Por estas razones más de treinta años después de la muerte del dictador, sigue vigente el programa de transformación social que dio lugar a la Segunda República; un programa de ruptura democrática, de base popular, radicalmente ciudadana y abierta a los pueblos de Europa y el mundo. Por ello, tenemos que conseguir que la jefatura de Estado recaiga en una persona elegida por el pueblo; hemos de conseguir que los derechos civiles y políticos se respeten con la mayor escrupulosidad, y que de una vez por todas, el cumplimiento de los derechos sociales y económicos sea una realidad por encima de la lógica capitalista de acumulación desorbitada de ganancias en pocas manos; hay que introducir mecanismos revocatorios y de control social para todos los cargos electos (en este apartado tenemos mucho que aprender de la República Bolivariana de Venezuela). El aparato del Estado debe ser puesto al servicio de la ciudadanía y del interés general acabando con el vergonzante saqueo que protagonizan las élites afines al bipartidismo neoliberal dominante. Constituye una necesidad inaplazable articular un sistema económico que, sobre la base de la planificación democrática, comience a tener en consideración las necesidades de la población, donde la redistribución de la riqueza pueda ser una realidad, con la vista puesta en mandar el capitalismo salvaje actual al baúl de la historia.

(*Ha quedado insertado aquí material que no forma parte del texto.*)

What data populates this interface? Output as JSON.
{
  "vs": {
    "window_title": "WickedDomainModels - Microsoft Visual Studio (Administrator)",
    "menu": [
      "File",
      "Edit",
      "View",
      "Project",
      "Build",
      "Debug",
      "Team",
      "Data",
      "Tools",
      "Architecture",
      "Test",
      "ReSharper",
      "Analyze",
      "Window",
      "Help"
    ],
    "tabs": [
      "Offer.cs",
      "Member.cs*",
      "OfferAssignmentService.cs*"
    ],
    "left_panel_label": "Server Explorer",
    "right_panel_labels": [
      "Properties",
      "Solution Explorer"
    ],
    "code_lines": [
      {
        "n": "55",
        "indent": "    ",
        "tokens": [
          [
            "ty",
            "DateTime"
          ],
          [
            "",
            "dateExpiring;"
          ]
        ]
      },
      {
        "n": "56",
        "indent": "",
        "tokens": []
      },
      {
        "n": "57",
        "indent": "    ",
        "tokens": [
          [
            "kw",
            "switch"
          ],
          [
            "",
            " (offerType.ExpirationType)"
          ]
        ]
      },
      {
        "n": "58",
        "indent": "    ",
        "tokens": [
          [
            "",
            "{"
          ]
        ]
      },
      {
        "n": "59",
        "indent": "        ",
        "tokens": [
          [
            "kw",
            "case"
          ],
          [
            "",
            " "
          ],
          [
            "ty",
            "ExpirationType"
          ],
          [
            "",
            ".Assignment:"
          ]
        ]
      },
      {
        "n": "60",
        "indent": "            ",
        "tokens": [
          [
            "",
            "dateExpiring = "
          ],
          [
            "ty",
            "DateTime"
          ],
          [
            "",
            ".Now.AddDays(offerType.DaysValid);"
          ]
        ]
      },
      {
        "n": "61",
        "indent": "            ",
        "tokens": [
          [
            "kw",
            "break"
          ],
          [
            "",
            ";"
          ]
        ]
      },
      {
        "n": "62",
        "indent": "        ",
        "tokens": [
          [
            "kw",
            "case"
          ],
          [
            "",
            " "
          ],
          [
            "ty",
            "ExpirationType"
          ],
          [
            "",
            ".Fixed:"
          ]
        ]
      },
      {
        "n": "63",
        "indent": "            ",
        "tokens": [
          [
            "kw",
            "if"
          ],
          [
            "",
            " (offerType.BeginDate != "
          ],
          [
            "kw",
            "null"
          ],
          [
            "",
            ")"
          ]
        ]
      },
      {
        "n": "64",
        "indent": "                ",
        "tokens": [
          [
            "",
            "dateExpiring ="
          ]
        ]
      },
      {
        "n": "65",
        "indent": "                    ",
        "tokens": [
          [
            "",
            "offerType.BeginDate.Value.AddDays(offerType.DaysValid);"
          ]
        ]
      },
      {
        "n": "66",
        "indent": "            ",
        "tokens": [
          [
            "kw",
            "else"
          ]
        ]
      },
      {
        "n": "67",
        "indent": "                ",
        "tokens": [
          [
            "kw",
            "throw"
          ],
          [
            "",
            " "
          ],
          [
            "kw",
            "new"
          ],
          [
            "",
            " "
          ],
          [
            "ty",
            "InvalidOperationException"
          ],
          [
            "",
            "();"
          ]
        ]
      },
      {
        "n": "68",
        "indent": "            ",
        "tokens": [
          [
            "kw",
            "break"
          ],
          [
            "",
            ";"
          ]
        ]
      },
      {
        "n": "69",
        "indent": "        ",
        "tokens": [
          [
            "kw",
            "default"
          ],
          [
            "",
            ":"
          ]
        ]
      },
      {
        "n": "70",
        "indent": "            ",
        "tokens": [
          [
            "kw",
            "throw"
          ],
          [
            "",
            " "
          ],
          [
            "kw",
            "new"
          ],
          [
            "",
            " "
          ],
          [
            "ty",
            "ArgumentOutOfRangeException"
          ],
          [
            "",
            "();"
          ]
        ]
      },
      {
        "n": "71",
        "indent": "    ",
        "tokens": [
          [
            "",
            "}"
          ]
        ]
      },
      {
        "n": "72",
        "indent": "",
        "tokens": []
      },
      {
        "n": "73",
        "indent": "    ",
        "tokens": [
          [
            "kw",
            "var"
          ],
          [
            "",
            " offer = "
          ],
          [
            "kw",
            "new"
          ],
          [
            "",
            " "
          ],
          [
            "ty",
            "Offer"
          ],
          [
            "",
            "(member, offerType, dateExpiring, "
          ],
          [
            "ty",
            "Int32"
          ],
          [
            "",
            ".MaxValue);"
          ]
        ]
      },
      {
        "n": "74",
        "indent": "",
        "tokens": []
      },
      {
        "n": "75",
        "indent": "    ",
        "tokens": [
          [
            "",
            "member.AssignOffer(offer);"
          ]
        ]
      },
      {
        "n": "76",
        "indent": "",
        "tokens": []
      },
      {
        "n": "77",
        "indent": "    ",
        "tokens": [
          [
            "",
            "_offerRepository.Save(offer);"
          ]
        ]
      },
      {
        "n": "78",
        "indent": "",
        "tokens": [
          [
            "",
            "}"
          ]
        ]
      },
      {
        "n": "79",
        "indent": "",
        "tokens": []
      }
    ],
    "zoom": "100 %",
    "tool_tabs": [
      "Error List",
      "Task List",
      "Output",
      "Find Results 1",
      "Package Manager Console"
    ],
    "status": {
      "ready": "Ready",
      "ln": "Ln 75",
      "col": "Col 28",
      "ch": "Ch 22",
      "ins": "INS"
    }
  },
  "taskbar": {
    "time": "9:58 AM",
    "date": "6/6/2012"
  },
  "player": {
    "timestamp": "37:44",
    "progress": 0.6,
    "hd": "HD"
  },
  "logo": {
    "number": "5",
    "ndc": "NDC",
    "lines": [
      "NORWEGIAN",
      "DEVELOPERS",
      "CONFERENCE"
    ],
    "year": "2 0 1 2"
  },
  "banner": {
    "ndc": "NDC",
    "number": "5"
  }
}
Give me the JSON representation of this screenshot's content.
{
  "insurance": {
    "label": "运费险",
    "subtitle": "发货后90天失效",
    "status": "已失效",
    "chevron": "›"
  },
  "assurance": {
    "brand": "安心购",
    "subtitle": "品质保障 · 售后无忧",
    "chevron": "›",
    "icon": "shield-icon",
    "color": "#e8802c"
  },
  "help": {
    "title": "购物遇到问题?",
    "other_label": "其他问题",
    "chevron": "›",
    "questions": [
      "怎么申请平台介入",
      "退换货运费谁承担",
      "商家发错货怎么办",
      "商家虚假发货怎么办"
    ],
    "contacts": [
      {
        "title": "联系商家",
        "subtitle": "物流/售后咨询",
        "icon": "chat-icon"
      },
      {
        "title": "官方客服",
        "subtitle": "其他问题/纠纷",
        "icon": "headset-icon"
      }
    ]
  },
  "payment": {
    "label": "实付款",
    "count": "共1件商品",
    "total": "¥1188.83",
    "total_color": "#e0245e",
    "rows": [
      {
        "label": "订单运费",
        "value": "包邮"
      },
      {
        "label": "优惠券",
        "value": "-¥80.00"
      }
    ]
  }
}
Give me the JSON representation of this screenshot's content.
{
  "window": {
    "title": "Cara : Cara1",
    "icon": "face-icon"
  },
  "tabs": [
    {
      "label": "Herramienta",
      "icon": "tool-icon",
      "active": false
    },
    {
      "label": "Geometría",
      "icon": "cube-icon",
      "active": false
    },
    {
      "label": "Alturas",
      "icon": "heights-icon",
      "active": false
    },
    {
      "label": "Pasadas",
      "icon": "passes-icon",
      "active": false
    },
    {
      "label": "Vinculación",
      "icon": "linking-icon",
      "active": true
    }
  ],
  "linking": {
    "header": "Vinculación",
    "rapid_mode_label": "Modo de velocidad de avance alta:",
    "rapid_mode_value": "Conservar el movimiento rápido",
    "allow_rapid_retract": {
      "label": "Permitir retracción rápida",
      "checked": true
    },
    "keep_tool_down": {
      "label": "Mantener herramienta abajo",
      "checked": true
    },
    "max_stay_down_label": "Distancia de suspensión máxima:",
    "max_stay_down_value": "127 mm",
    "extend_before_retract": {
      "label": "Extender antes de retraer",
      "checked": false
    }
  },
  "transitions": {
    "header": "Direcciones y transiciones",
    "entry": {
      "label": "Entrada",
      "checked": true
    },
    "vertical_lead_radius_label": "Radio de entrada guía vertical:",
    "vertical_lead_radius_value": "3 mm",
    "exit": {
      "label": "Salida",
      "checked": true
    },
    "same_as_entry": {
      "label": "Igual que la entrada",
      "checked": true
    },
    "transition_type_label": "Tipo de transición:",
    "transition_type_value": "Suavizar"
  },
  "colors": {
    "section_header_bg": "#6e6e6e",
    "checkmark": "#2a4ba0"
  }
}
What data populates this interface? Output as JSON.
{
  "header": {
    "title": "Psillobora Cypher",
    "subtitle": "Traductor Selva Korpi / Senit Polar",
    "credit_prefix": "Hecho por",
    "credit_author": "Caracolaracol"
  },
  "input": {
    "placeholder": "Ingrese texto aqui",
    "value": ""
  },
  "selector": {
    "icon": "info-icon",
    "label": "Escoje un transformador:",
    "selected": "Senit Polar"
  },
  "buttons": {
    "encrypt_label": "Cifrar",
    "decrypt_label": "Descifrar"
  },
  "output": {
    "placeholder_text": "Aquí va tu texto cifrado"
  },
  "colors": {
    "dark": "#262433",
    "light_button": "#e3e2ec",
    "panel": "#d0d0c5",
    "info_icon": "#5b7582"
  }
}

Queda mucho trabajo por hacer si realmente queremos tener en España una democracia que vaya más allá de lo formal y esté basada en la libertad, la justicia social y el respeto a los derechos humanos.
Nuestro compromiso político con la República mira al futuro de la mano del grandioso patrimonio que nuestros abuelos edificaron en 1931. Este florecimiento de la conciencia republicana se concreta en las innumerables actividades desarrolladas por las asociaciones de recuperación de la memoria democrática; asociaciones que vienen luchando por rescatar del imperdonable olvido oficial a los miles y miles de represaliados por la Dictadura fascista, memoria sobre la cual se edificó la actual arquitectura constitucional, con el Borbón al frente.
Si una Guerra civil perdida, 40 años de fascismo y 30 años de pseudodemocracia no han sido capaces de sepultar el legado de lucha y resistencia republicana, estamos en condiciones de poder afirmar sin ambages ni componendas, que la utopía democrática, la Tercera República, además de posible, sigue siendo más necesaria que nunca.
César Vilar es militante del PCPV-PCE y Coordinador del Colectivo local de Esquerra Unida del País Valencià-Izquierda Unida de Sant Joan d´Alacant.